Observation data (J2000 epoch)
- Constellation: Grus
- Right ascension: 23^{h} 19^{m} 31.055^{s}
- Declination: −42° 15′ 25.24″
- Redshift: 0.005508 ± 0.000017
- Heliocentric radial velocity: 1,651 ± 5 km/s
- Distance: 62.7 ± 7.4 Mly (19.2 ± 2.3 Mpc)
- Apparent magnitude (V): 11.5

Characteristics
- Type: SB(s)c
- Size: ~94,000 ly (28.9 kpc) (estimated)
- Apparent size (V): 4.4′ × 1.3′

Other designations
- ESO 347- G 034, IRAS 23166-4231, IC 5308, MCG -07-47-033, PGC 71066

= NGC 7599 =

Galaxy in the constellation Grus

NGC 7599 is a barred spiral galaxy in the constellation Grus. The galaxy lies about 65 million light years away from Earth based on redshift independent methods, which means, given its apparent dimensions, that NGC 7599 is approximately 95,000 light years across. It was discovered by James Dunlop on July 14, 1826. It was also discovered by Lewis Swift on 8 August 1897 and thus listed as IC 5308.

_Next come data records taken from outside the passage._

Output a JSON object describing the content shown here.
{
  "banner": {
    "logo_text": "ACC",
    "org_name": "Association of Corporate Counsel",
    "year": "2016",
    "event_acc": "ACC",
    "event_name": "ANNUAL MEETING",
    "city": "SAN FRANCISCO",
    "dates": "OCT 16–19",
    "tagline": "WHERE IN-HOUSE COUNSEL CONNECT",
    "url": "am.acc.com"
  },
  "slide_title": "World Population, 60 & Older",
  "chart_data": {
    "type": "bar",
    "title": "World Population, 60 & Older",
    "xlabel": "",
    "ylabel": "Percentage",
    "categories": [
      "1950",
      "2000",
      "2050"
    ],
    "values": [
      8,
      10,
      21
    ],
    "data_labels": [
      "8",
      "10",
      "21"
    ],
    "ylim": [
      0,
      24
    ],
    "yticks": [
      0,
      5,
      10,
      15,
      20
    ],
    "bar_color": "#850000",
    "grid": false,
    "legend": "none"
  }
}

NGC 7599 has a very small and not very bright nucleus. The galaxy has multiple spiral arms with knots and branches. A dark lane is visible on one side of the galaxy. The galaxy is a faint source of radiowaves, with the brightest region being west of the outer disk of the galaxy and is associated with the arm that emerges south of the nucleus. The region is also visible in infrared, indicating the presence of dust, and slightly higher ultraviolet emission than its surrounding area. It is possible that this region underwent a star formation event as a result of the interaction between NGC 7599 and nearby galaxy NGC 7590. In the centre of the galaxy lies a supermassive black hole, whose mass is estimated to be 10^{6.48 ± 0.56} (0.8 - 11 millions) , based on the pitch angle of the spiral arms.

NGC 7599 forms a pair with NGC 7590, which lies 4.9 arcminutes away. A hydrogen bridge has been detected between the two galaxies, indicating they are interacting. These two galaxies, along with NGC 7582 and NGC 7552 form the Grus Quartet. In the same galaxy group with the Grus Quarter lie the galaxies NGC 7496, NGC 7531, NGC 7632, and IC 5325. This group, along with the group centred around IC 1459 form the Grus cloud, a region of elevated galaxy density. The Grus cloud, along with the nearby Pavo-Indus cloud, lies between the Local Supercluster and Pavo–Indus Supercluster.